Special Report

Ward’s 10 Best Engines

With tougher fuel-economy and emissions regulations looming worldwide, it would seem like chopping engine displacement and cylinder counts would be easy decisions for auto makers.

In corporate board rooms, that may be true. But at the product development level, engineers and designers charged with executing these orders are forced to sweat every detail.

Creating a V-6 worthy of replacing Audi AG’s superb 4.2L V-8 represents an especially tough challenge.

That’s because consumers say they want better fuel economy, but performance-car buyers are notoriously fickle. They like to talk about efficiency, but if it results in a tad less low-end torque or an exhaust note that lacks gusto, many walk away.

And that’s why Audi’s 3.0L V-6 makes it onto Ward’s 10 Best Engines list for the second year in a row.
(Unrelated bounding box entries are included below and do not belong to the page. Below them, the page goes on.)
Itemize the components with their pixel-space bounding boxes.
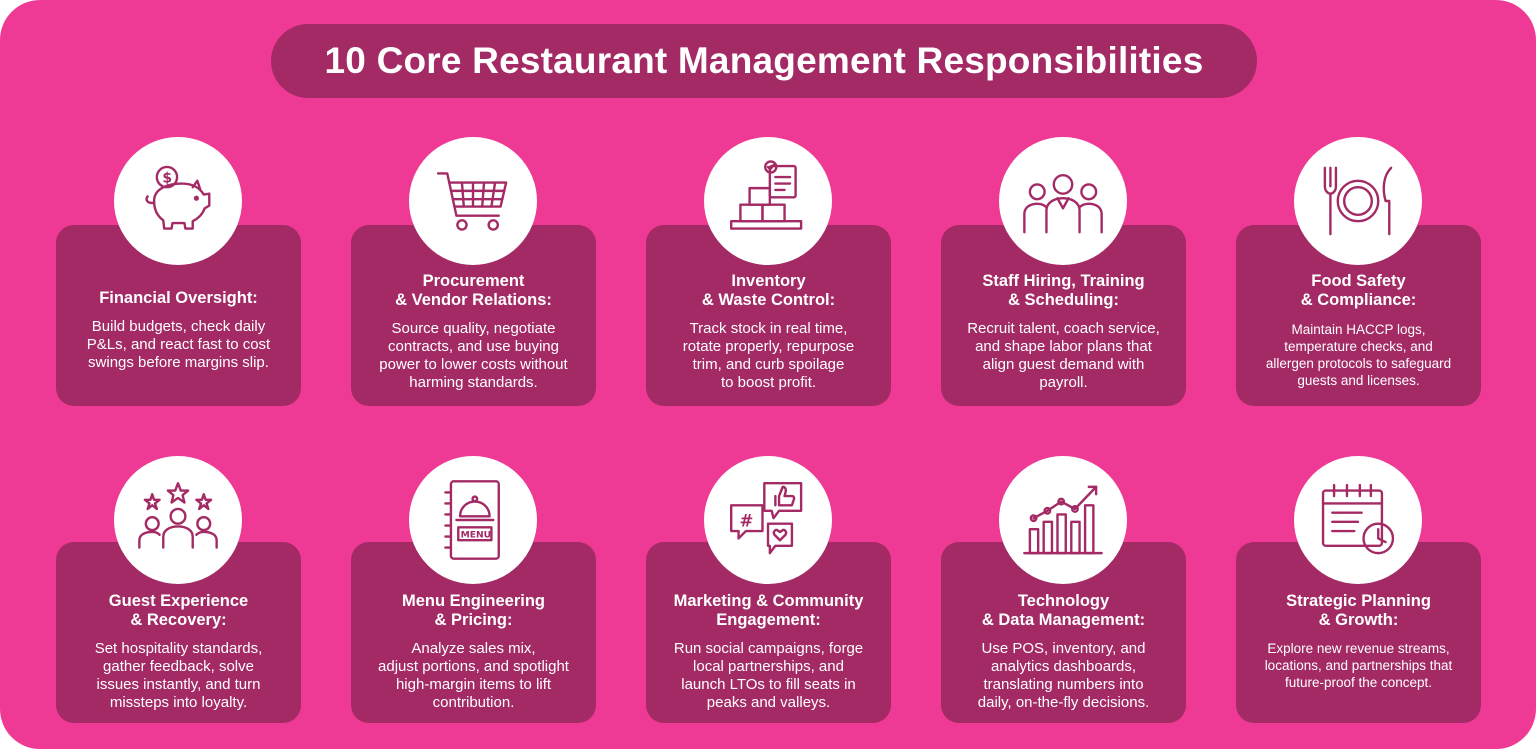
guest-rating-icon <box>114 456 242 584</box>
svg-text:$: $ <box>162 171 172 187</box>
inventory-boxes-icon <box>704 137 832 265</box>
card-food-safety: Food Safety & Compliance: Maintain HACCP… <box>1236 225 1481 406</box>
card-title: Guest Experience & Recovery: <box>108 592 249 629</box>
card-description: Build budgets, check daily P&Ls, and rea… <box>86 318 271 371</box>
social-chat-icon: # <box>704 456 832 584</box>
card-description: Run social campaigns, forge local partne… <box>673 640 864 711</box>
card-title: Staff Hiring, Training & Scheduling: <box>982 272 1145 309</box>
growth-chart-icon <box>999 456 1127 584</box>
card-description: Set hospitality standards, gather feedba… <box>94 640 263 711</box>
card-title: Marketing & Community Engagement: <box>673 592 864 629</box>
calendar-clock-icon <box>1294 456 1422 584</box>
card-title: Strategic Planning & Growth: <box>1286 592 1431 629</box>
fork-plate-knife-icon <box>1294 137 1422 265</box>
card-description: Analyze sales mix, adjust portions, and … <box>378 640 569 711</box>
card-description: Use POS, inventory, and analytics dashbo… <box>977 640 1150 711</box>
card-title: Food Safety & Compliance: <box>1300 272 1417 309</box>
card-title: Inventory & Waste Control: <box>701 272 836 309</box>
card-description: Recruit talent, coach service, and shape… <box>967 320 1160 391</box>
card-title: Financial Oversight: <box>99 289 258 307</box>
menu-icon-label: MENU <box>461 529 492 540</box>
card-description: Track stock in real time, rotate properl… <box>682 320 855 391</box>
card-staff: Staff Hiring, Training & Scheduling: Rec… <box>941 225 1186 406</box>
card-description: Maintain HACCP logs, temperature checks,… <box>1265 322 1452 388</box>
staff-team-icon <box>999 137 1127 265</box>
shopping-cart-icon <box>409 137 537 265</box>
card-title: Menu Engineering & Pricing: <box>401 592 545 629</box>
hashtag-icon-label: # <box>739 511 753 530</box>
card-title: Technology & Data Management: <box>981 592 1146 629</box>
page-title: 10 Core Restaurant Management Responsibi… <box>271 24 1257 98</box>
card-title: Procurement & Vendor Relations: <box>395 272 552 309</box>
menu-book-icon: MENU <box>409 456 537 584</box>
card-description: Source quality, negotiate contracts, and… <box>379 320 568 391</box>
card-description: Explore new revenue streams, locations, … <box>1264 641 1453 690</box>
piggy-bank-icon: $ <box>114 137 242 265</box>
It looks good on paper, and also delivers when the rubber hits the road. The 6-cyl. provides massive low- and mid-range torque and breathtaking acceleration. And throughout the entire power band it makes wondrous sounds.

“Really, really enjoyed this car ,” says WardsAuto.com Associate Editor Bryon Pope.

No one was caught pining for the V-6’s predecessor, even though the S4 V-8 was a staff favorite, making the list three years in a row from 2004 to 2006. True, the old V-8’s induction and exhaust sounds were a feast for the ears, but fuel economy of 15/21 mpg (15.7-11.2 L/100 km) city/highway finally wore out our irrational exuberance.

With a 6-speed manual, the all-wheel-drive S4 now is rated at 18/27 mpg (13-8.7 L/100 km). Its 333 hp is less than the V-8’s 340 hp, but the V-6 produces 23 lb.-ft. (31 Nm) more torque than its predecessor and allows the car to sprint to 60 mph (97 km/h) in 4.9 seconds, 0.4 seconds faster than the V-8.

Most importantly, the V-6 has a fatter torque curve than the V-8, which gives it better all-around drivability.

“It shows you don’t have to pay a performance penalty when you downsize,” says WardsAuto.com Editorial Director David Zoia.

The 3.0L TFSI accomplishes these feats with gasoline direct injection, called FSI, a compact Eaton Corp. Roots-type supercharger that fits neatly into the 90-degree “V” of the cylinder banks and a relatively high compression ratio of 10.5:1.

Two aluminum water-to-air intercoolers, extensive sound damping and dozens of other technical features all make this a standout V-6 that promises to seriously challenge the need for future premium V-8s.